Subscription guilt is a hidden churn driver — tell users partial use is still full value

Subscription overwhelm — the feeling of not extracting enough value — drives quiet cancellations even from users who love the product. The fix is active expectation reframing: communicate explicitly that occasional use is legitimate. A produce box company reduced churn by telling users it was okay to throw out a little produce and that they were still saving money vs. the store.

Audience
You look at the group of customers who stay the longest and spend the most — develop hypotheses about what this group shares — and then you tell your marketing team to go get lookalikes.

Segment by post-signup behavior to find your highest-LTV customers — then market only to lookalikes

Start by listing your best and worst customers and identifying what separates them: acquisition source, signup cohort, onboarding path, usage frequency in week one. Once you have a hypothesis, build marketing to attract only the high-value archetype even if it means a smaller TAM. Disciplined focus on the right customer is a competitive advantage.

Mindset
If you bring in the wrong people who are going to binge on your content or push you to create features that nobody needs except them, it's just going to throw your whole business off in the wrong direction.

Have the discipline to say no to wrong-fit customers — they distort roadmap and inflate CAC

Early-stage founders take every customer they can get.
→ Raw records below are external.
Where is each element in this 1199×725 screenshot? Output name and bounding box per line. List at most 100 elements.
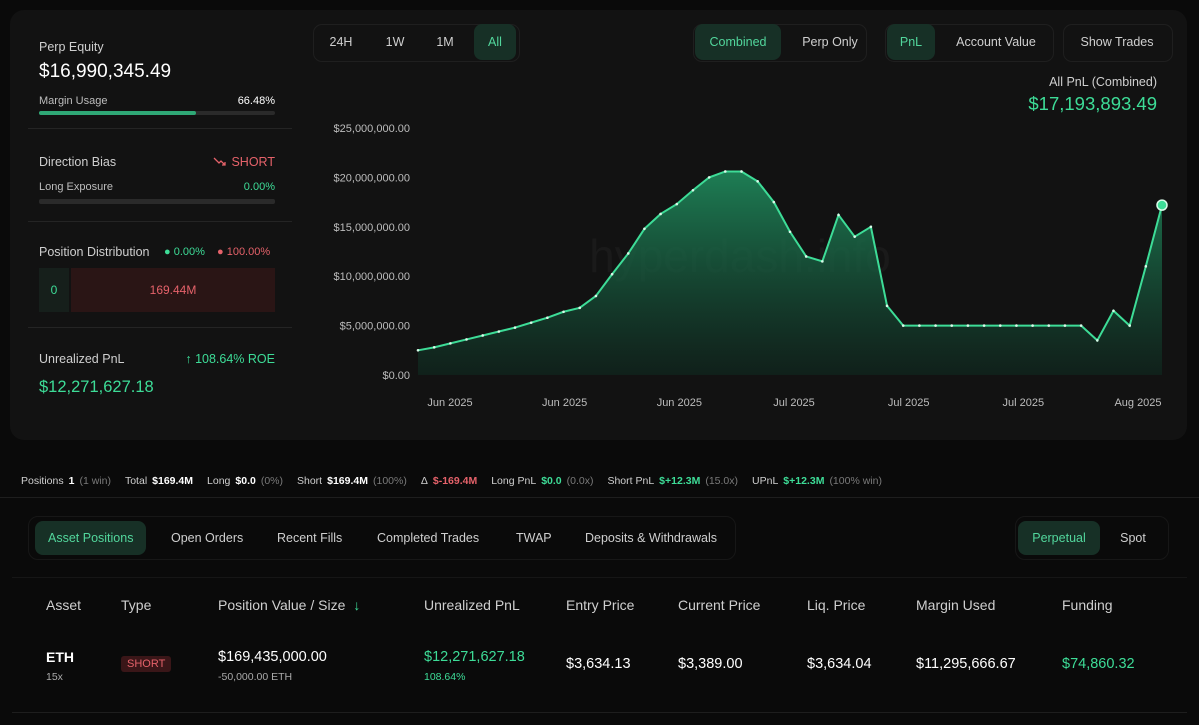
market-tab[interactable]: Spot xyxy=(1120,531,1146,545)
value: 66.48% xyxy=(237,95,275,107)
point xyxy=(918,324,921,327)
tab[interactable]: Deposits & Withdrawals xyxy=(585,531,717,545)
stat-label: Short xyxy=(297,475,323,487)
chart-subtitle: $17,193,893.49 xyxy=(1028,93,1157,114)
point xyxy=(562,310,565,314)
stat: Total $169.4M xyxy=(125,462,193,500)
area xyxy=(418,171,1162,375)
range-btn[interactable]: 24H xyxy=(329,35,353,49)
point xyxy=(432,346,436,349)
point xyxy=(691,188,695,192)
label: Margin Usage xyxy=(39,95,108,107)
stat-note: (15.0x) xyxy=(705,475,739,487)
point xyxy=(950,324,954,327)
stat-label: Positions xyxy=(21,475,64,487)
point xyxy=(901,324,905,327)
x-tick-label: Jun 2025 xyxy=(542,397,587,409)
stat-note: (0%) xyxy=(260,475,283,487)
cell: -50,000.00 ETH xyxy=(218,671,293,683)
tab[interactable]: Completed Trades xyxy=(377,531,480,545)
divider xyxy=(28,221,292,222)
range-group xyxy=(313,24,520,62)
tab-group xyxy=(1015,516,1169,560)
divider xyxy=(0,497,1199,498)
stats-bar: Positions 1 (1 win) Total $169.4M Long $0.0 (0%… xyxy=(0,462,1199,500)
stat-label: Long PnL xyxy=(491,475,537,487)
mode-btn[interactable]: Combined xyxy=(695,24,781,60)
stat: Short $169.4M (100%) xyxy=(297,462,407,500)
point xyxy=(1144,265,1148,268)
market-tab[interactable]: Perpetual xyxy=(1018,521,1100,555)
value: 0.00% xyxy=(243,181,275,193)
metric-btn[interactable]: PnL xyxy=(887,24,935,60)
tab[interactable]: Asset Positions xyxy=(35,521,147,555)
point xyxy=(821,260,824,263)
label: Position Distribution xyxy=(39,245,150,259)
bar-track xyxy=(39,111,275,115)
column-header: Asset xyxy=(46,597,82,613)
x-tick-label: Aug 2025 xyxy=(1114,397,1161,409)
stat-note: (100%) xyxy=(372,475,407,487)
point xyxy=(998,324,1002,327)
point xyxy=(1156,199,1168,211)
stat-note: (100% win) xyxy=(829,475,882,487)
point xyxy=(1079,324,1083,327)
point xyxy=(1063,324,1067,327)
column-header: Current Price xyxy=(678,597,761,613)
y-tick-label: $25,000,000.00 xyxy=(334,123,410,135)
point xyxy=(675,202,679,206)
range-btn[interactable]: All xyxy=(474,24,516,60)
label: Direction Bias xyxy=(39,155,117,169)
stat-value: $0.0 xyxy=(541,475,562,487)
stat-label: Δ xyxy=(420,475,428,487)
cell: 15x xyxy=(46,671,63,683)
divider xyxy=(28,327,292,328)
cell: $3,634.04 xyxy=(807,656,872,672)
range-btn[interactable]: 1M xyxy=(436,35,454,49)
label: Long Exposure xyxy=(39,181,113,193)
point xyxy=(1128,324,1131,327)
point xyxy=(756,180,759,183)
label: Perp Equity xyxy=(39,40,104,54)
stat: Positions 1 (1 win) xyxy=(21,462,111,500)
stat: Short PnL $+12.3M (15.0x) xyxy=(607,462,738,500)
range-btn[interactable]: 1W xyxy=(385,35,405,49)
stat: Long $0.0 (0%) xyxy=(207,462,283,500)
point xyxy=(594,294,598,298)
mode-btn[interactable]: Perp Only xyxy=(802,35,858,49)
y-tick-label: $5,000,000.00 xyxy=(340,321,410,333)
stat: Δ $-169.4M xyxy=(421,462,477,500)
metric-btn[interactable]: Account Value xyxy=(956,35,1036,49)
cell: $12,271,627.18 xyxy=(424,649,525,665)
label: Unrealized PnL xyxy=(39,352,125,366)
value: 100.00% xyxy=(226,246,271,258)
tab[interactable]: Recent Fills xyxy=(277,531,343,545)
stat-label: Short PnL xyxy=(607,475,655,487)
y-tick-label: $10,000,000.00 xyxy=(334,271,410,283)
y-tick-label: $0.00 xyxy=(382,370,410,382)
upnl: $12,271,627.18 xyxy=(39,378,154,396)
tab[interactable]: TWAP xyxy=(516,531,552,545)
bar-track xyxy=(39,199,275,204)
point xyxy=(724,170,727,173)
x-tick-label: Jul 2025 xyxy=(773,397,815,409)
stat-label: UPnL xyxy=(752,475,779,487)
tab[interactable]: Open Orders xyxy=(171,531,244,545)
show-trades[interactable]: Show Trades xyxy=(1080,35,1154,49)
stat-label: Total xyxy=(124,475,148,487)
point xyxy=(481,334,484,337)
divider xyxy=(12,712,1187,713)
stat-value: $169.4M xyxy=(152,475,194,487)
column-header: Type xyxy=(121,597,152,613)
point xyxy=(529,321,533,324)
point xyxy=(772,200,776,204)
roe: ↑ 108.64% ROE xyxy=(185,352,275,366)
point xyxy=(853,235,856,238)
point xyxy=(869,225,873,229)
sort-icon: ↓ xyxy=(353,597,361,613)
column-header: Entry Price xyxy=(566,597,635,613)
stat-note: (0.0x) xyxy=(566,475,594,487)
stat: UPnL $+12.3M (100% win) xyxy=(752,462,882,500)
column-header: Margin Used xyxy=(916,597,996,613)
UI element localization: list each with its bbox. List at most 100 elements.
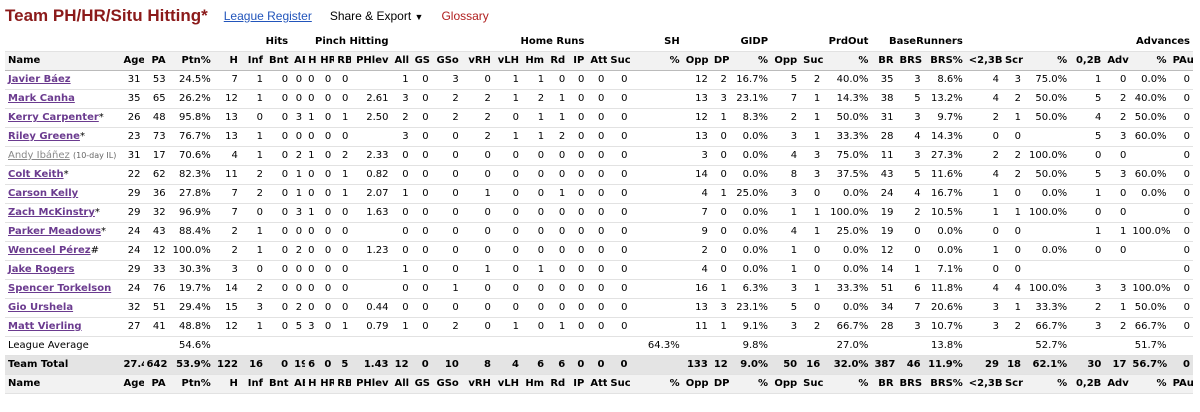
- stat-cell: 1: [771, 241, 801, 261]
- stat-cell: 11: [682, 317, 711, 337]
- stat-cell: 4: [493, 354, 523, 375]
- stat-cell: [493, 336, 523, 356]
- stat-cell: 8: [461, 354, 494, 375]
- stat-cell: 51: [871, 279, 897, 299]
- player-link[interactable]: Mark Canha: [8, 93, 75, 104]
- stat-cell: 0: [710, 127, 730, 147]
- stat-cell: 0: [317, 165, 335, 185]
- row-label: Team Total: [8, 359, 69, 370]
- name-cell: Matt Vierling: [5, 317, 121, 337]
- table-row: Mark Canha 35 65 26.2% 12 1 0 0 0 0 0 2.61 3 0 2 2 1 2 1 0 0…: [5, 89, 1193, 109]
- player-link[interactable]: Spencer Torkelson: [8, 283, 112, 294]
- stat-cell: 50.0%: [1024, 165, 1071, 185]
- column-header: Opp: [771, 374, 801, 394]
- stat-cell: 1: [391, 184, 412, 204]
- stat-cell: 0: [493, 260, 523, 280]
- stat-cell: 0.0%: [1129, 184, 1170, 204]
- stat-cell: 0: [607, 165, 631, 185]
- player-link[interactable]: Gio Urshela: [8, 302, 74, 313]
- player-link[interactable]: Carson Kelly: [8, 188, 79, 199]
- stat-cell: 0: [568, 89, 588, 109]
- group-header: Home Runs: [391, 32, 588, 52]
- column-header: Name: [5, 374, 121, 394]
- stat-cell: 0: [266, 165, 292, 185]
- league-register-link[interactable]: League Register: [223, 9, 312, 23]
- stat-cell: 29: [120, 203, 144, 223]
- player-link[interactable]: Wenceel Pérez: [8, 245, 91, 256]
- stat-cell: 2: [1001, 317, 1025, 337]
- stat-cell: [800, 336, 824, 356]
- stat-cell: 0: [568, 222, 588, 242]
- stat-cell: 0: [317, 222, 335, 242]
- group-header-row: Hits Pinch Hitting Home Runs SH GIDP PrdOut Ba…: [5, 32, 1193, 52]
- stat-cell: 33.3%: [823, 279, 872, 299]
- column-header: %: [1024, 51, 1071, 71]
- stat-cell: 0.0%: [823, 260, 872, 280]
- stat-cell: [607, 336, 631, 356]
- player-link[interactable]: Colt Keith: [8, 169, 64, 180]
- stat-cell: 0: [568, 165, 588, 185]
- group-header: BaseRunners: [871, 32, 966, 52]
- stat-cell: 2: [240, 184, 266, 204]
- player-link[interactable]: Matt Vierling: [8, 321, 82, 332]
- stat-cell: 18: [1001, 354, 1025, 375]
- column-header: HR: [317, 51, 335, 71]
- stat-cell: 95.8%: [168, 108, 214, 128]
- stat-cell: 29: [120, 260, 144, 280]
- player-link[interactable]: Riley Greene: [8, 131, 80, 142]
- stat-cell: 0: [568, 279, 588, 299]
- stat-cell: 0: [1001, 184, 1025, 204]
- stat-cell: 1: [334, 317, 352, 337]
- stat-cell: 0: [587, 317, 608, 337]
- stat-cell: 3: [800, 165, 824, 185]
- stat-cell: 0: [587, 279, 608, 299]
- stat-cell: 1: [1070, 184, 1105, 204]
- share-export-label[interactable]: Share & Export: [329, 9, 412, 23]
- stat-cell: 5: [896, 165, 924, 185]
- column-header: PAu: [1169, 374, 1193, 394]
- player-link[interactable]: Zach McKinstry: [8, 207, 95, 218]
- share-export-menu[interactable]: Share & Export ▼: [330, 9, 424, 23]
- player-link[interactable]: Andy Ibáñez: [8, 150, 70, 161]
- player-link[interactable]: Kerry Carpenter: [8, 112, 99, 123]
- stat-cell: 0: [607, 146, 631, 166]
- player-link[interactable]: Javier Báez: [8, 74, 71, 85]
- stat-cell: 0: [493, 165, 523, 185]
- stat-cell: 0: [607, 203, 631, 223]
- stat-cell: 25.0%: [729, 184, 772, 204]
- stat-cell: 0: [391, 165, 412, 185]
- stat-cell: 53: [143, 70, 169, 90]
- stat-cell: 13: [213, 127, 241, 147]
- stat-cell: 40.0%: [823, 70, 872, 90]
- stat-cell: 7: [896, 298, 924, 318]
- player-link[interactable]: Parker Meadows: [8, 226, 102, 237]
- stat-cell: [213, 336, 241, 356]
- name-cell: Spencer Torkelson: [5, 279, 121, 299]
- stat-cell: 0: [411, 165, 432, 185]
- stat-cell: 0: [1001, 127, 1025, 147]
- stat-cell: 0: [522, 222, 548, 242]
- stat-cell: 32: [143, 203, 169, 223]
- column-header: %: [1129, 374, 1170, 394]
- stat-cell: 0: [461, 165, 494, 185]
- table-row: Riley Greene* 23 73 76.7% 13 1 0 0 0 0 0 3 0 0 2 1 1 2 0 0 0…: [5, 127, 1193, 147]
- stat-cell: [630, 165, 683, 185]
- stat-cell: 0: [431, 203, 462, 223]
- stat-cell: 0.0%: [923, 241, 966, 261]
- stat-cell: 13: [682, 298, 711, 318]
- stat-cell: 1: [800, 108, 824, 128]
- stat-cell: 53.9%: [168, 354, 214, 375]
- stat-cell: 0: [411, 70, 432, 90]
- column-header: <2,3B: [965, 374, 1002, 394]
- stat-cell: 26: [120, 108, 144, 128]
- stat-cell: 1: [240, 146, 266, 166]
- stat-cell: 0: [587, 222, 608, 242]
- glossary-link[interactable]: Glossary: [441, 9, 489, 23]
- stat-cell: 0: [391, 222, 412, 242]
- stat-cell: 0: [568, 203, 588, 223]
- player-marker: *: [79, 131, 85, 142]
- stat-cell: 76: [143, 279, 169, 299]
- column-header: Hm: [522, 374, 548, 394]
- player-link[interactable]: Jake Rogers: [8, 264, 75, 275]
- stat-cell: [547, 336, 569, 356]
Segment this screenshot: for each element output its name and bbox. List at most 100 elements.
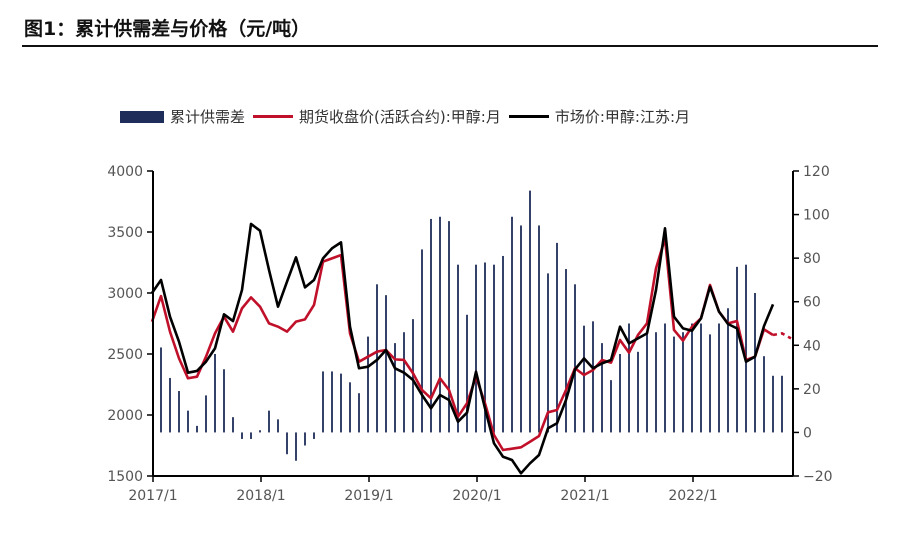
x-tick-label: 2018/1 <box>236 488 285 504</box>
bar <box>610 380 612 433</box>
bar <box>700 323 702 433</box>
right-tick-label: 120 <box>803 164 830 180</box>
bar <box>484 262 486 433</box>
bar <box>727 308 729 433</box>
bar <box>709 334 711 433</box>
legend-swatch-futures <box>253 115 294 118</box>
bar <box>259 430 261 433</box>
bar <box>763 356 765 433</box>
legend-item-spot: 市场价:甲醇:江苏:月 <box>508 106 691 127</box>
right-tick-label: −20 <box>803 469 833 485</box>
bar <box>628 323 630 433</box>
bar <box>322 371 324 433</box>
bar <box>529 190 531 433</box>
bar <box>295 432 297 461</box>
bar <box>340 373 342 433</box>
bar <box>304 432 306 446</box>
bar <box>583 325 585 433</box>
right-tick-label: 80 <box>803 251 821 267</box>
bar <box>421 249 423 433</box>
bar <box>394 343 396 433</box>
bar <box>646 332 648 433</box>
bar <box>286 432 288 455</box>
bar <box>169 377 171 433</box>
legend-label: 累计供需差 <box>170 108 246 126</box>
left-tick-label: 2000 <box>107 408 143 424</box>
bar <box>466 314 468 433</box>
bar <box>673 336 675 433</box>
bar <box>268 410 270 433</box>
right-tick-label: 0 <box>803 425 812 441</box>
left-tick-label: 1500 <box>107 469 143 485</box>
bar <box>493 264 495 433</box>
bar <box>754 293 756 433</box>
x-tick-label: 2019/1 <box>344 488 393 504</box>
bar <box>313 432 315 439</box>
bar <box>223 369 225 433</box>
left-tick-label: 3500 <box>107 225 143 241</box>
bar <box>214 354 216 433</box>
bar <box>160 347 162 433</box>
bar <box>178 391 180 433</box>
bar <box>511 216 513 433</box>
legend-item-bar: 累计供需差 <box>120 106 245 127</box>
bar <box>385 295 387 433</box>
bar <box>574 284 576 433</box>
series-line <box>150 222 775 475</box>
bar <box>781 375 783 433</box>
bar <box>403 332 405 433</box>
x-tick-label: 2017/1 <box>128 488 177 504</box>
bar <box>349 382 351 433</box>
bar <box>556 242 558 433</box>
bar <box>718 323 720 433</box>
bar <box>772 375 774 433</box>
bar <box>655 332 657 433</box>
legend-swatch-bar <box>120 110 164 123</box>
left-tick-label: 3000 <box>107 286 143 302</box>
right-tick-label: 60 <box>803 295 821 311</box>
title-underline <box>22 45 878 47</box>
figure-title: 图1：累计供需差与价格（元/吨） <box>24 18 311 40</box>
bar <box>538 225 540 433</box>
series-line-forecast <box>772 332 792 340</box>
bar <box>448 221 450 433</box>
bar <box>502 255 504 433</box>
legend-label: 市场价:甲醇:江苏:月 <box>554 108 691 126</box>
legend: 累计供需差 期货收盘价(活跃合约):甲醇:月 市场价:甲醇:江苏:月 <box>120 106 698 127</box>
bar <box>430 218 432 433</box>
left-tick-label: 2500 <box>107 347 143 363</box>
legend-item-futures: 期货收盘价(活跃合约):甲醇:月 <box>253 106 501 127</box>
bar <box>196 425 198 433</box>
bar <box>682 332 684 433</box>
bar <box>439 216 441 433</box>
bar <box>367 336 369 433</box>
bar <box>664 323 666 433</box>
x-tick-label: 2021/1 <box>560 488 609 504</box>
right-tick-label: 100 <box>803 208 830 224</box>
bar <box>475 264 477 433</box>
bar <box>637 351 639 433</box>
bar <box>691 323 693 433</box>
legend-label: 期货收盘价(活跃合约):甲醇:月 <box>299 108 501 126</box>
bar <box>592 321 594 433</box>
bar <box>457 264 459 433</box>
bar <box>241 432 243 439</box>
x-tick-label: 2022/1 <box>668 488 717 504</box>
left-tick-label: 4000 <box>107 164 143 180</box>
x-tick-label: 2020/1 <box>452 488 501 504</box>
bar <box>547 273 549 433</box>
right-tick-label: 40 <box>803 338 821 354</box>
bar <box>232 417 234 433</box>
legend-swatch-spot <box>508 115 549 118</box>
bar <box>565 269 567 433</box>
bar <box>601 343 603 433</box>
bar <box>358 393 360 433</box>
bar <box>331 371 333 433</box>
bar <box>277 419 279 433</box>
bar <box>250 432 252 439</box>
bar <box>745 264 747 433</box>
bar <box>619 354 621 433</box>
right-tick-label: 20 <box>803 382 821 398</box>
bar <box>736 266 738 433</box>
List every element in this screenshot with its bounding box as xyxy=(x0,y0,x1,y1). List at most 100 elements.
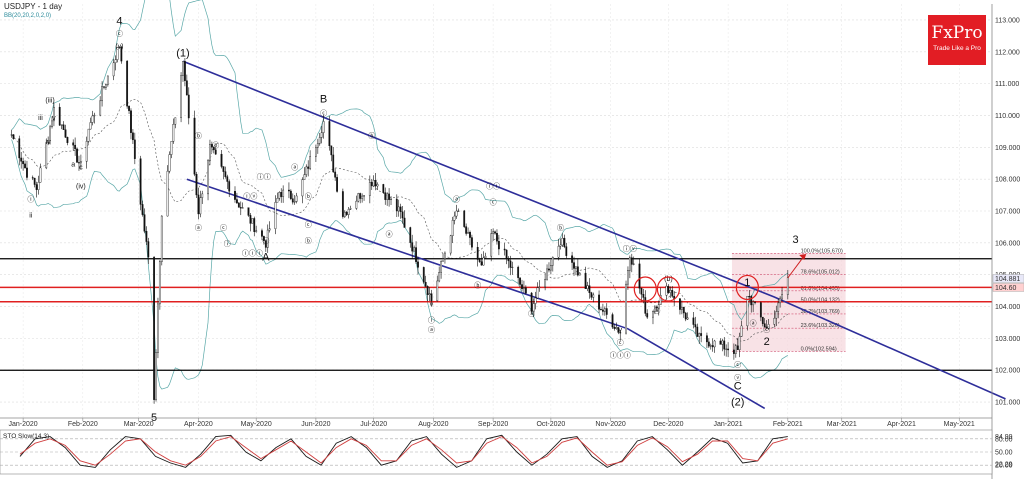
candle-body xyxy=(575,266,577,269)
candle-body xyxy=(384,192,387,200)
candle-body xyxy=(139,158,142,205)
candle-body xyxy=(237,202,240,208)
x-tick-label: Mar-2020 xyxy=(124,421,154,428)
candle-body xyxy=(640,288,643,295)
candle-body xyxy=(786,277,789,295)
y-tick-label: 112.000 xyxy=(995,49,1020,56)
candle-body xyxy=(519,277,521,285)
wave-label: ⓘ xyxy=(224,240,231,248)
candle-body xyxy=(234,191,236,200)
wave-label: 1 xyxy=(744,277,750,289)
candle-body xyxy=(372,180,375,187)
candle-body xyxy=(507,258,510,262)
wave-label: ⓘⓘ xyxy=(257,173,271,181)
candle-body xyxy=(399,206,402,212)
candle-body xyxy=(490,233,493,257)
candle-body xyxy=(573,262,575,269)
candle-body xyxy=(153,256,155,400)
candle-body xyxy=(505,249,508,259)
candle-body xyxy=(120,46,123,62)
x-tick-label: Feb-2021 xyxy=(773,421,803,428)
candle-body xyxy=(301,179,304,197)
candlesticks xyxy=(10,45,789,404)
candle-body xyxy=(24,163,26,169)
bollinger-label: BB(20,20,2,0,2,0) xyxy=(4,13,51,19)
y-tick-label: 110.000 xyxy=(995,113,1020,120)
price-tag xyxy=(992,274,1024,283)
candle-body xyxy=(659,295,662,305)
wave-label: ⓒ xyxy=(763,326,770,334)
candle-body xyxy=(35,184,38,190)
candle-body xyxy=(549,265,552,271)
candle-body xyxy=(155,352,157,400)
stochastic-level-label: 50.00 xyxy=(995,450,1013,457)
candle-body xyxy=(422,267,425,283)
candle-body xyxy=(334,171,337,178)
candle-body xyxy=(592,294,595,298)
x-tick-label: Aug-2020 xyxy=(418,421,448,428)
candle-body xyxy=(226,176,229,182)
chart-title: USDJPY - 1 day xyxy=(4,2,62,11)
candle-body xyxy=(600,309,602,311)
fib-level-label: 61.8%(104.495) xyxy=(801,286,840,292)
fib-level-label: 0.0%(102.594) xyxy=(801,346,837,352)
wave-label: ⓒ xyxy=(320,109,327,117)
candle-body xyxy=(174,117,177,125)
candle-body xyxy=(700,333,703,336)
wave-label: a xyxy=(71,161,75,168)
y-tick-label: 109.000 xyxy=(995,145,1020,152)
candle-body xyxy=(719,340,722,345)
candle-body xyxy=(669,290,672,293)
candle-body xyxy=(765,326,768,329)
wave-label: ⓑ xyxy=(305,192,312,200)
price-grid xyxy=(0,4,992,418)
wave-label: v xyxy=(52,115,56,122)
candle-body xyxy=(349,208,352,210)
candle-body xyxy=(561,237,564,246)
candle-body xyxy=(684,312,687,320)
candle-body xyxy=(534,297,537,304)
candle-body xyxy=(467,232,469,234)
candle-body xyxy=(236,199,238,204)
candle-body xyxy=(355,200,358,209)
candle-body xyxy=(128,105,130,111)
candle-body xyxy=(26,167,28,178)
candle-body xyxy=(492,231,495,234)
y-tick-label: 103.000 xyxy=(995,336,1020,343)
wave-label: 4 xyxy=(116,16,122,28)
candle-body xyxy=(363,195,365,197)
y-tick-label: 111.000 xyxy=(995,81,1019,88)
brand-name: FxPro xyxy=(931,23,982,43)
candle-body xyxy=(357,193,360,202)
candle-body xyxy=(33,177,36,185)
price-tag-label: 104.881 xyxy=(995,276,1020,283)
wave-label: C xyxy=(734,380,742,392)
candle-body xyxy=(53,106,55,122)
x-tick-label: Jan-2021 xyxy=(714,421,743,428)
x-tick-label: Apr-2020 xyxy=(184,421,213,428)
candle-body xyxy=(415,247,417,263)
y-tick-label: 101.000 xyxy=(995,400,1020,407)
candle-body xyxy=(390,198,392,200)
candle-body xyxy=(694,324,697,328)
candle-body xyxy=(264,240,267,248)
candle-body xyxy=(426,286,429,295)
candle-body xyxy=(22,161,25,165)
candle-body xyxy=(76,148,78,163)
wave-label: (iv) xyxy=(76,184,86,191)
wave-label: ⓘⓘ xyxy=(486,183,500,191)
wave-label: v xyxy=(430,302,434,309)
candle-body xyxy=(440,261,443,273)
y-tick-label: 102.000 xyxy=(995,368,1020,375)
candle-body xyxy=(430,293,433,302)
y-tick-label: 106.000 xyxy=(995,240,1020,247)
candle-body xyxy=(471,237,473,248)
candle-body xyxy=(224,171,227,177)
candle-body xyxy=(725,348,728,350)
wave-label: ⓑ xyxy=(195,132,202,140)
candle-body xyxy=(482,257,485,266)
candle-body xyxy=(613,326,616,329)
candle-body xyxy=(266,229,269,248)
wave-label: ⓑ xyxy=(305,237,312,245)
candle-body xyxy=(576,266,579,276)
But accepting wrong-fit users pulls the product roadmap off-course, inflates support costs, and tanks cohort retention data. Netflix explicitly declined to add video game rentals even when customers asked because they understood it would dilute their core focus. Saying no to prospects with money is one of the hardest early-stage disciplines.

Pricing
If I use it I'll pay anywhere between five and ten dollars a month, and if I don't use it I will pay nothing. So if you're talking about product market fit in a forever relationship, I'm going to pay money until I die.

Most subscription products are inelastic — fix product-market fit before cutting price

Subscription products are often step-function inelastic: engaged users will pay across a wide price band, disengaged users will not pay at any price. Robbie uses a party-at-a-bar analogy: fix the onboarding (guests cannot find the food), the product (same songs every week), or the operations (speakers broken) before cutting the cover charge.

Retention
Hiding the cancel button — it's terrible, and anybody that does it should really reevaluate what they're doing. It violates that trust: you asked people to let you charge their bank account every month, and then you go ahead and betray that trust.

Hiding the cancel button betrays the trust that earned the subscription in the first place

The subscription model is built on a trust exchange: the user accepts auto-renewal in return for genuine ongoing value. Dark-pattern cancellation flows break that exchange and generate refund requests, chargebacks, and negative reviews that cost more than the churned revenue they tried to retain. Easy cancellation signals confidence in the product and reduces guilt-driven cancellations.